From the very start, Ronald Reagan has had a gift for the well-chosen line. In 1980, he regained control of a candidate's forum by using a line from the movie "State of the Union": "I am paying for this microphone." Later, he quoted Jack Dempsey to Nancy Reagan in explaining how he got shot: "Honey, I forgot to duck." And more recently, he celebrated the capture of the Achille Lauro hijackers by paraphrasing yet another prize fighter, Joe Louis. "You can run, but you can't hide," the president exulted.

But what was once a charming attribute has now become a liability. Both the president and lesser administration officials have been sounding off about terrorism as if the Muammar Qaddafis of the world really were movie bad guys. They talk tough, they scramble jets, they put the fleet (or parts of it) to sea and then, mostly, nothing happens. This administration talks loudly, carries a big stick but -- to paraphrase a line the president himself has used -- mostly has made Qaddafi's day. He sits tall in the saddle -- even if it is a mere tractor.
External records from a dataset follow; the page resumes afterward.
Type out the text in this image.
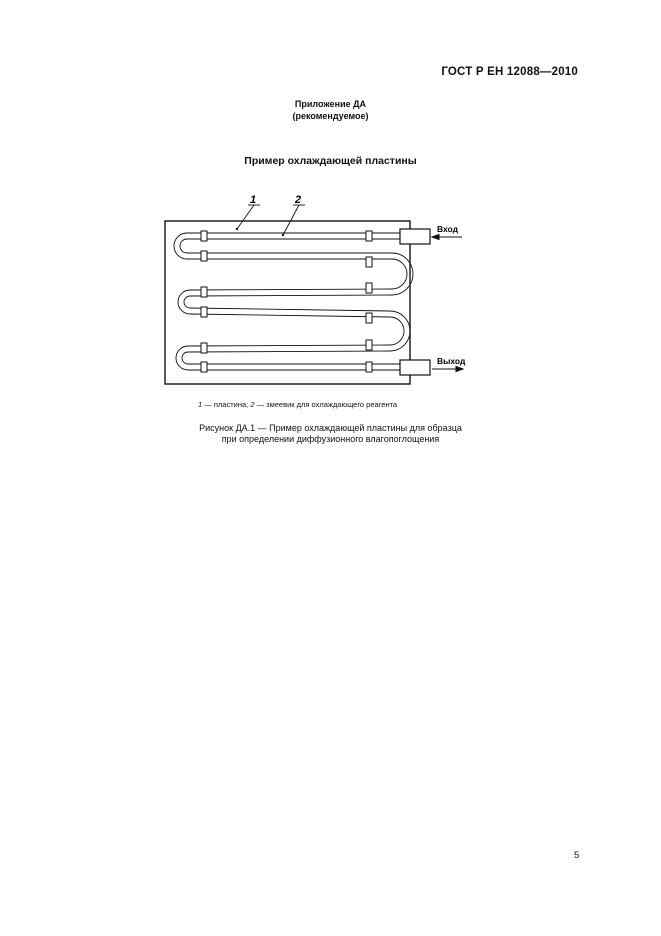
ГОСТ Р ЕН 12088—2010
Приложение ДА
(рекомендуемое)
Пример охлаждающей пластины
1	2
Вход
Выход
1 — пластина; 2 — змеевик для охлаждающего реагента
Рисунок ДА.1 — Пример охлаждающей пластины для образца
при определении диффузионного влагопоглощения
5
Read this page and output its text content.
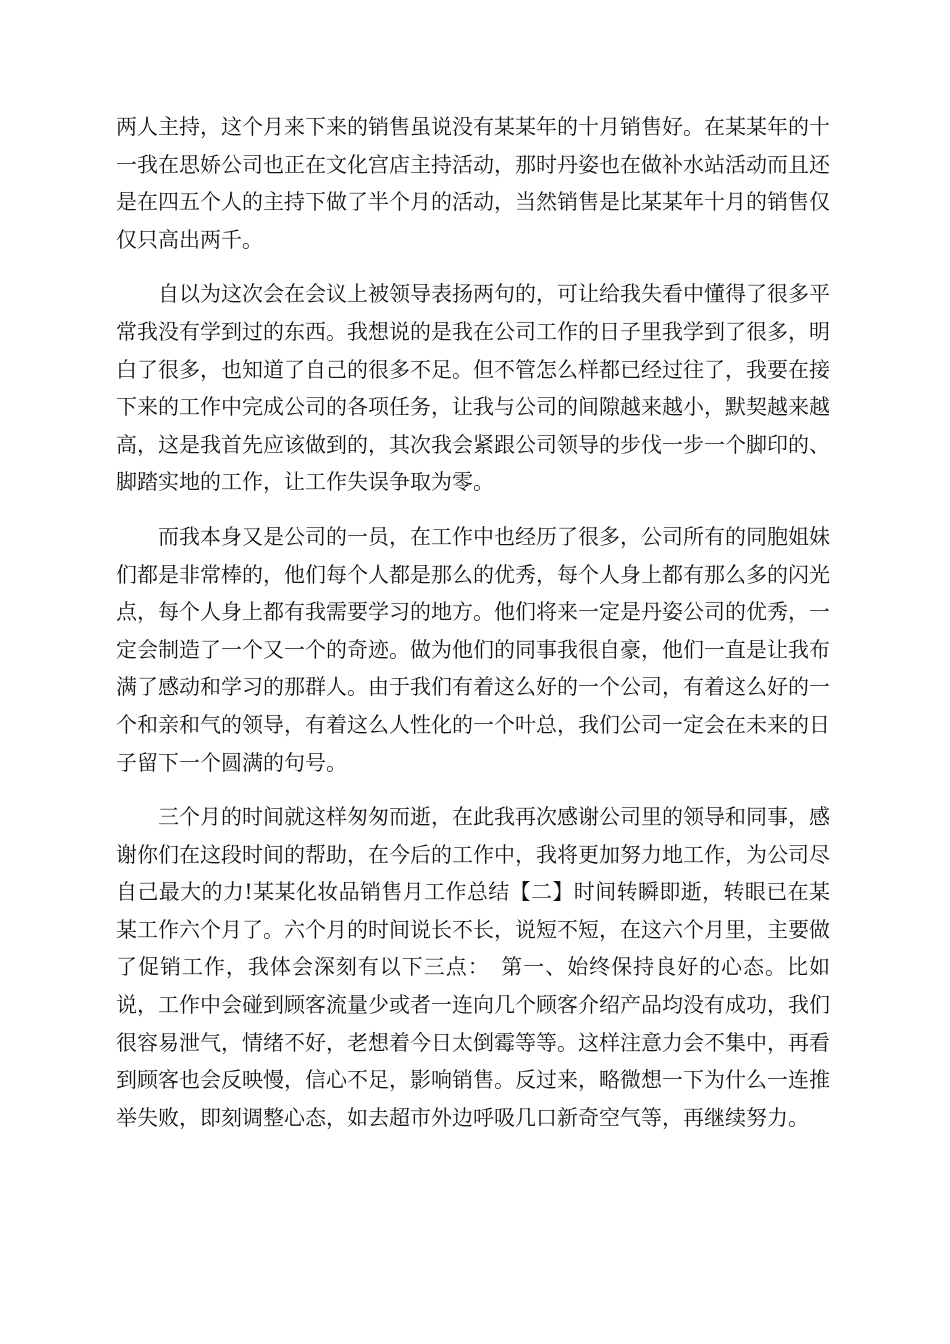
两人主持，这个月来下来的销售虽说没有某某年的十月销售好。在某某年的十一我在思娇公司也正在文化宫店主持活动，那时丹姿也在做补水站活动而且还是在四五个人的主持下做了半个月的活动，当然销售是比某某年十月的销售仅仅只高出两千。

自以为这次会在会议上被领导表扬两句的，可让给我失看中懂得了很多平常我没有学到过的东西。我想说的是我在公司工作的日子里我学到了很多，明白了很多，也知道了自己的很多不足。但不管怎么样都已经过往了，我要在接下来的工作中完成公司的各项任务，让我与公司的间隙越来越小，默契越来越高，这是我首先应该做到的，其次我会紧跟公司领导的步伐一步一个脚印的、脚踏实地的工作，让工作失误争取为零。

而我本身又是公司的一员，在工作中也经历了很多，公司所有的同胞姐妹们都是非常棒的，他们每个人都是那么的优秀，每个人身上都有那么多的闪光点，每个人身上都有我需要学习的地方。他们将来一定是丹姿公司的优秀，一定会制造了一个又一个的奇迹。做为他们的同事我很自豪，他们一直是让我布满了感动和学习的那群人。由于我们有着这么好的一个公司，有着这么好的一个和亲和气的领导，有着这么人性化的一个叶总，我们公司一定会在未来的日子留下一个圆满的句号。

三个月的时间就这样匆匆而逝，在此我再次感谢公司里的领导和同事，感谢你们在这段时间的帮助，在今后的工作中，我将更加努力地工作，为公司尽自己最大的力!某某化妆品销售月工作总结【二】时间转瞬即逝，转眼已在某某工作六个月了。六个月的时间说长不长，说短不短，在这六个月里，主要做了促销工作，我体会深刻有以下三点：　第一、始终保持良好的心态。比如说，工作中会碰到顾客流量少或者一连向几个顾客介绍产品均没有成功，我们很容易泄气，情绪不好，老想着今日太倒霉等等。这样注意力会不集中，再看到顾客也会反映慢，信心不足，影响销售。反过来，略微想一下为什么一连推举失败，即刻调整心态，如去超市外边呼吸几口新奇空气等，再继续努力。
The record is dismal. Aside from the capture of the Achille Lauro hijackers, a collection of dimwits who surrendered their hostages and then hopped an Egyptian plane to promised sanctuary, the United States has done poorly in either capturing or punishing terrorists. One only has to be reminded that the killers of 264 American Marines are still free and, presumably, circulating as are the ones who murdered American diplomats in Beirut. The same can be said for the hijackers of TWA Flight 847 -- the ones who took the plane, the ones who killed an American sailor and the ones who held Americans hostage in Beirut itself. Even now, Americans remain prisoners in that city.

By now, of course, we all know something about terrorism. It is difficult to prevent and even more difficult to punish. Nothing was more ludicrous than the United States sending FBI agents to Beirut after the TWA hijacking, but it was also symbolic of the difficulties involved. We are out of our element -- college graduates with neat haircuts and brown shoes presumably going house to house in Shiite neighborhoods. God help us!

Terrorist groups are shadowy, almost impossible to penetrate, on the move, succored by some governments, sheltered by still others -- swimming always in a sea that's either hospitable to them or the cause they proclaim. Justice demands their capture and punishment. Justice, though, often lacks the wherewithal to pull it off. Even Muammar Qaddafi, the godfather of terrorism whose killers have repeatedly struck, suddenly became the darling of other Arabs simply because the United States, not to mention Israel, would like to see him stone-cold dead in the market. It seems not to have occurred o the Arabs in general nor the Palestinians in particular that Qaddafi soils their cause. They could use a better champion.

But at least when it comes to mouthing off, Qaddafi has met his match in this administration. Time after time, it promises what it cannot deliver. The result is that the question of honor, of losing face, becomes an issue. It need not be. The Soviets, for instance, had two of their diplomats kidnapped in Beirut last year, and one of them, Arkady Katkov, killed and unceremoniously dumped in a wasteland. And yet not one word was heard from Moscow. Presumably it will do what it thinks it has to do -- the less said about it, the better.

Not so the United States. It beats its chest like King Kong on the Empire State Building. It complicates an already complicated situation by injecting honor into it. Even if it didn't exist, it does now. The world waits for us to act. We said we would and so we have to -- don't we? The result is that to a degree we have lost freedom of action -- the freedom not to act until we absolutely want to, to hit the target of our choosing, not the first to come along. We have turned an issue of justice into one of face. High noon approaches.

Qaddafi ought to get what he has coming. So should all terrorists. The killers of innocent people, the murderers of children have to be brought to justice. Revenge is sweet and retribution useful, but justice is a solemn obligation -- to the dead and the bereaved, certainly, but also to the living. That being said, nothing more should be said. If a Hollywood model is needed, it should be no Ronald Reagan film, but one that starred John Wayne. It's called "The Quiet Man."